WASHINGTON -- Vice President Joe Biden told Ukraine's president Wednesday the U.S. will send more aid to the country, which U.S. officials said will include small drones and armored Humvees.

The White House said in a statement that Biden delivered the news in a call to Ukrainian President Petro Poroshenko, while expressing concern that Russian-backed separatists are violating cease-fire agreements in eastern Ukraine and keeping out international monitors.

Flash Points: How much longer can the White House try diplomacy in Ukraine? 04:24

U.S. officials, speaking on a condition of anonymity because they weren't authorized to discuss the aid on the record, said the aid includes some small Raven drones systems, which can be launched by hand. The U.S. will also send 30 heavily armored Humvees and 200 other regular Humvees, as well as radios, counter-mortar radars and other equipment. All of the aid is nonlethal, and the drones are not armed.

The drones and other equipment, not including the Humvees, are worth about $75 million. It's not clear how many drones would be sent or what the Humvees cost.

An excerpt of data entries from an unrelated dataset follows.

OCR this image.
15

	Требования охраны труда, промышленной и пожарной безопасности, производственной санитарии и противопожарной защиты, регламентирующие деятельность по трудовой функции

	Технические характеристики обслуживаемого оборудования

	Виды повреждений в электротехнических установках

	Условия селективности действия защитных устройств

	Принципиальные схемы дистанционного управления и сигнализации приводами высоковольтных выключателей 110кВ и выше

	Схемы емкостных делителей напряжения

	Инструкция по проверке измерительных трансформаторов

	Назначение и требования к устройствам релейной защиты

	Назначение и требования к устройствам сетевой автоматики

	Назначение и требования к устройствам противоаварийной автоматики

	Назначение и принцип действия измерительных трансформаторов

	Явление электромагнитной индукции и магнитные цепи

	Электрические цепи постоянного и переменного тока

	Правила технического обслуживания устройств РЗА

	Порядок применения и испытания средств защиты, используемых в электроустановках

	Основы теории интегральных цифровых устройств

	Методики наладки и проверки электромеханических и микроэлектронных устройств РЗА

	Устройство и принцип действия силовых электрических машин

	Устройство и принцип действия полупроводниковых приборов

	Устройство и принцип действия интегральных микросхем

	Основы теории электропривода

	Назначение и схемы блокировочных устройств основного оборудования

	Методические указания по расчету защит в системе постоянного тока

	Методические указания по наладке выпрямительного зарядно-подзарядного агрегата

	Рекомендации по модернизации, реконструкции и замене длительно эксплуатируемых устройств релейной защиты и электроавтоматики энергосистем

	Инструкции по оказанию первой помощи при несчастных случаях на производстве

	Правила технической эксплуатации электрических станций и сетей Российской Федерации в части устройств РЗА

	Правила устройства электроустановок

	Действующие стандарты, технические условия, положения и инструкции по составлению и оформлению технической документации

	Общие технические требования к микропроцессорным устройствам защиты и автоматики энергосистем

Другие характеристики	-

U.S. lawmakers from both the Democratic and Republican parties have repeatedly urged Obama to provide Ukraine with lethal weapons to defend themselves against the Russian-backed rebels.

Victoria Nuland, assistant secretary of state for European and Eurasian affairs, told the Senate Foreign Relations Committee Tuesday that administration officials are still discussing lethal assistance and are watching whether the so-called Minsk agreements, which led to last month's cease-fire, are implemented. Nuland said that in the past few days, there have been new transfers of Russian tanks, armored vehicles, heavy artillery and rocket equipment over the border to the separatists in eastern Ukraine.

Russian President Vladimir Putin denies arming rebels in the war in eastern Ukraine, which has killed more than 6,000 people and forced over a million to flee their homes. The fighting began in April, a month after Russia annexed the mostly Russian-speaking Crimean Peninsula.

Meanwhile, the U.S. is slapping new sanctions on several individuals and entities involved in supporting Russian-backed separatists seeking to destabilize eastern Ukraine.

The penalties target 14 Ukrainian and Russian individuals. Among them are the former prime minister of Ukraine and two others high-ranking officials who worked for former Ukrainian President Viktor Yanukovych.

The U.S. is also blocking the assets of a bank operating in Crimea, the strategically important peninsula that Russia annexed from Ukraine last year. The Eurasian Youth Union, which the U.S. says has been actively recruiting individuals with military and combat experience to fight in Ukraine, is also being sanctioned.

According to Reuters, Russian Deputy Foreign MinisterSergei Ryabkov called the new U.S. sanctions "unexplainable," Interfaxnews agency quoted him as saying.

President Barack Obama and European leaders have wielded sanctions as their main form of retaliation for Russia's threatening moves in Ukraine.